Economically, library closures were a result of forever-austerity (proud partner of the forever-wars), but culturally they sat with the 19th-century belief that allowing ordinary folk to read books could only end in tears.
Stony Stratford is a market town in Buckinghamshire which forms part of the city of Milton Keynes. In the winter of 2010-11 rumours began spreading that the city council was planning to close Stony’s branch library as part of a massive programme of spending cuts. The library was well-used and much-valued, a real community centre, and local people were furious at the thought of losing it.

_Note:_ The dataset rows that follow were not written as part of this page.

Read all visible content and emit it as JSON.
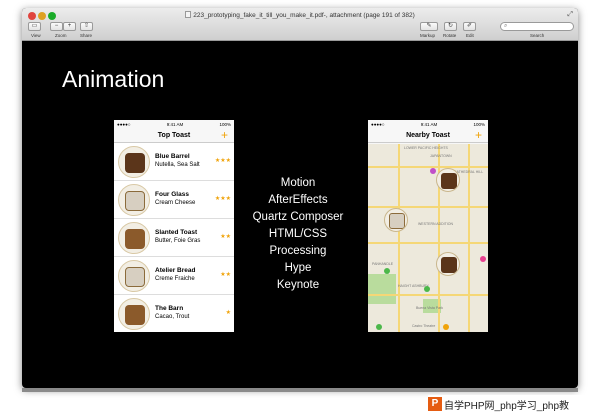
{
  "window": {
    "title": "223_prototyping_fake_it_till_you_make_it.pdf‑, attachment (page 191 of 382)"
  },
  "toolbar": {
    "labels": [
      "View",
      "Zoom",
      "Share",
      "Markup",
      "Rotate",
      "Edit",
      "Search"
    ],
    "search_placeholder": ""
  },
  "slide": {
    "title": "Animation",
    "tools": [
      "Motion",
      "AfterEffects",
      "Quartz Composer",
      "HTML/CSS",
      "Processing",
      "Hype",
      "Keynote"
    ]
  },
  "left_phone": {
    "time": "9:41 AM",
    "battery": "100%",
    "title": "Top Toast",
    "items": [
      {
        "name": "Blue Barrel",
        "sub": "Nutella, Sea Salt",
        "stars": "★★★"
      },
      {
        "name": "Four Glass",
        "sub": "Cream Cheese",
        "stars": "★★★"
      },
      {
        "name": "Slanted Toast",
        "sub": "Butter, Foie Gras",
        "stars": "★★"
      },
      {
        "name": "Atelier Bread",
        "sub": "Creme Fraiche",
        "stars": "★★"
      },
      {
        "name": "The Barn",
        "sub": "Cacao, Trout",
        "stars": "★"
      }
    ]
  },
  "right_phone": {
    "time": "9:41 AM",
    "battery": "100%",
    "title": "Nearby Toast",
    "map_labels": [
      "LOWER PACIFIC HEIGHTS",
      "JAPANTOWN",
      "CATHEDRAL HILL",
      "WESTERN ADDITION",
      "PANHANDLE",
      "HAIGHT ASHBURY",
      "Buena Vista Park",
      "Castro Theatre"
    ]
  },
  "colors": {
    "accent": "#f0a30a"
  },
  "watermark": {
    "text": "自学PHP网_php学习_php教"
  }
}
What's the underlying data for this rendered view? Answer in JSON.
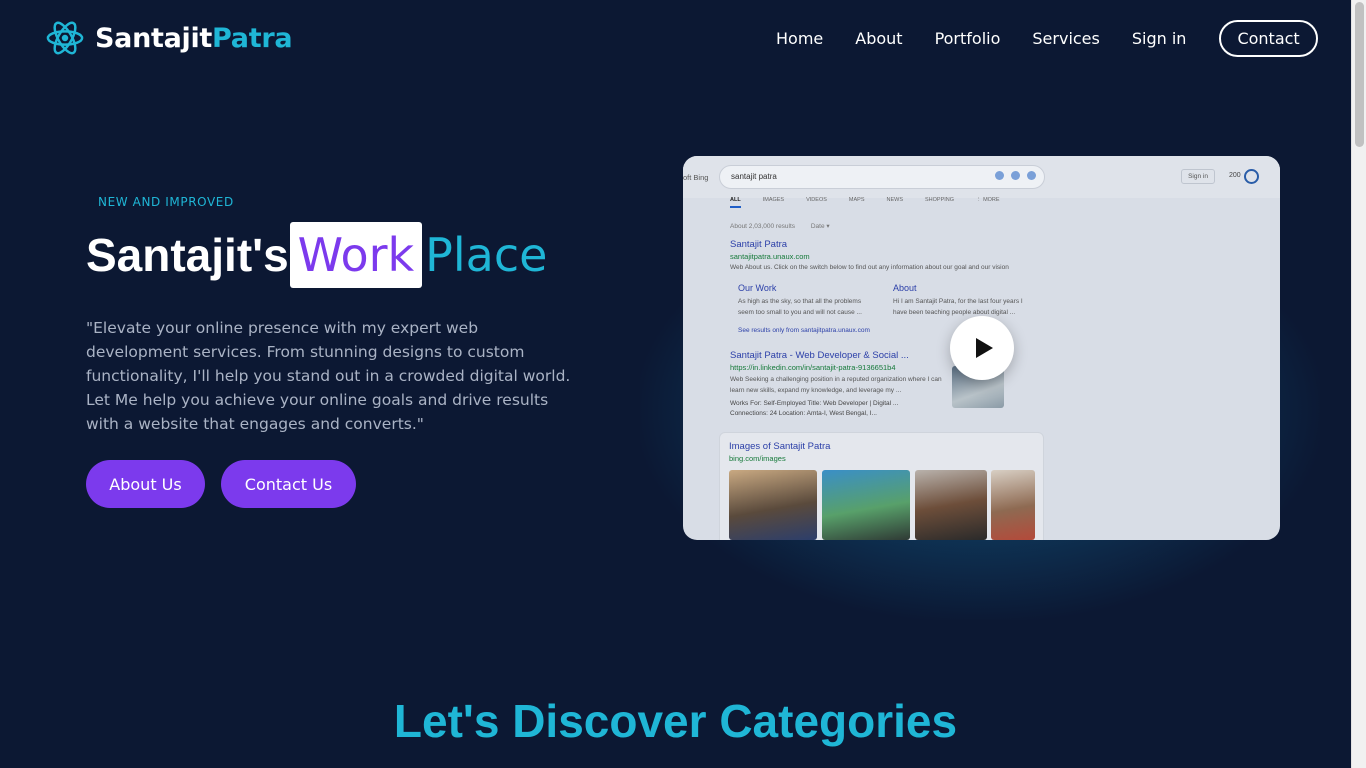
{
  "brand": {
    "part1": "Santajit",
    "part2": "Patra",
    "logo_icon": "atom-icon"
  },
  "nav": {
    "items": [
      "Home",
      "About",
      "Portfolio",
      "Services",
      "Sign in"
    ],
    "contact_label": "Contact"
  },
  "hero": {
    "eyebrow": "NEW AND IMPROVED",
    "title_part1": "Santajit's",
    "title_highlight": "Work",
    "title_part3": "Place",
    "description": "\"Elevate your online presence with my expert web development services. From stunning designs to custom functionality, I'll help you stand out in a crowded digital world. Let Me help you achieve your online goals and drive results with a website that engages and converts.\"",
    "buttons": {
      "about": "About Us",
      "contact": "Contact Us"
    }
  },
  "video": {
    "play_icon": "play-icon",
    "preview": {
      "bing_label": "oft Bing",
      "search_query": "santajit patra",
      "sign_in": "Sign in",
      "points": "200",
      "tabs": [
        "ALL",
        "IMAGES",
        "VIDEOS",
        "MAPS",
        "NEWS",
        "SHOPPING",
        "⋮ MORE"
      ],
      "results_count": "About 2,03,000 results",
      "date_filter": "Date ▾",
      "result1_title": "Santajit Patra",
      "result1_url": "santajitpatra.unaux.com",
      "result1_snippet": "Web  About us. Click on the switch below to find out any information about our goal and our vision",
      "sub1_title": "Our Work",
      "sub1_text": "As high as the sky, so that all the problems seem too small to you and will not cause ...",
      "sub2_title": "About",
      "sub2_text": "Hi I am Santajit Patra, for the last four years I have been teaching people about digital ...",
      "see_results": "See results only from santajitpatra.unaux.com",
      "result2_title": "Santajit Patra - Web Developer & Social ...",
      "result2_url": "https://in.linkedin.com/in/santajit-patra-9136651b4",
      "result2_snippet": "Web  Seeking a challenging position in a reputed organization where I can learn new skills, expand my knowledge, and leverage my ...",
      "result2_meta1": "Works For: Self-Employed     Title: Web Developer | Digital ...",
      "result2_meta2": "Connections: 24     Location: Amta-I, West Bengal, I...",
      "images_title": "Images of Santajit Patra",
      "images_url": "bing.com/images"
    }
  },
  "section": {
    "title": "Let's Discover Categories"
  },
  "colors": {
    "background": "#0c1833",
    "accent_cyan": "#1fb6d6",
    "accent_purple": "#7c3aed"
  }
}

The town council (the lowest tier of local government) and a pre-existing Friends of Stony Stratford Library (FOSSL) group became the core of a popular campaign to save the library. They did all the usual things — letter-writing campaigns, petitions, posters in shop windows, and a picket of a city council meeting one snowy night before Christmas — but what they really needed was a protest that would at once demonstrate the depth of local feelings and capture the attention of people further afield.
The original idea for what became the Wot No Books campaign came from a Stony resident who happened to be a retired librarian. “A semi-serious (or half-joking) off-hand remark made at, it would appear, just the right time,” was how he described it later. His inspiration for the scheme which went on to make news all around the world was an unusual one. Decades earlier, at university, he’d enjoyed a rag week prank known as drink-a-pub-dry, in which students would secretly select a boozer, descend on it in numbers, and as the name suggests attempt to leave it devoid of beer. Doesn’t sound all that funny for the pub’s regulars, but that’s students for you.
Could something along those lines work at a public library? FOSSL took to the concept immediately. Supposing they were able, by encouraging supporters to all borrow books at the same time, to leave a significant gap on the shelves? That would surely be worth a photo-op in the local paper? In the event, it all went a bit further than that.
A Milton Keynes Council library ticket entitled you to borrow up to 15 items at once. Between the 12th and 15th January 2011 hundreds of residents did exactly that. There were estimated to be around 16,000 books in the library, and they stripped it bare. There wasn’t a single book, DVD or other borrowable object left in the entire place — just yard after yard of empty shelves and “an eerie kind of silence.”
Borrowings hit about 380 per hour, the (presumably exhausted) staff calculated. “It’s just gone absolutely mad,” said FOSSL. “It’s a very simple but clever idea and it’s given something that people can act on and make their voice heard.” Of course, anyone reading this who’s ever worked in a library or supermarket will immediately be thinking of the horrible job, when the protest was over, of shelving 16,000 books all at once.
“The library with no books” was an irresistible image backed by a great story, and it was picked up by regional, national and international press, TV and radio as well as by social media. The ruling LibDem/Conservative group on Milton Keynes Council was at first determined to press ahead with the cuts, but before long popular pressure became too great to resist. At the end of February the library closures were delayed for a year, and a year eventually became forever. Stony Stratford council took over ownership of the library building, while the city continued to provide the library service.
That library is not only still there today, but better than ever. On March 22 2022, Stony Stratford’s world-famous little library reopened to its eager public after being closed for a while during a major programme of refurbishment, improvement and remodelling. There’s no doubt that the key to this win by the people of Stony was mass participation. It’s a victory that deserves to be celebrated for generations to come — and perhaps, given the inspiration behind Wot No Books, proof of the old literary maxim, “If there is hope it lies in the pubs.”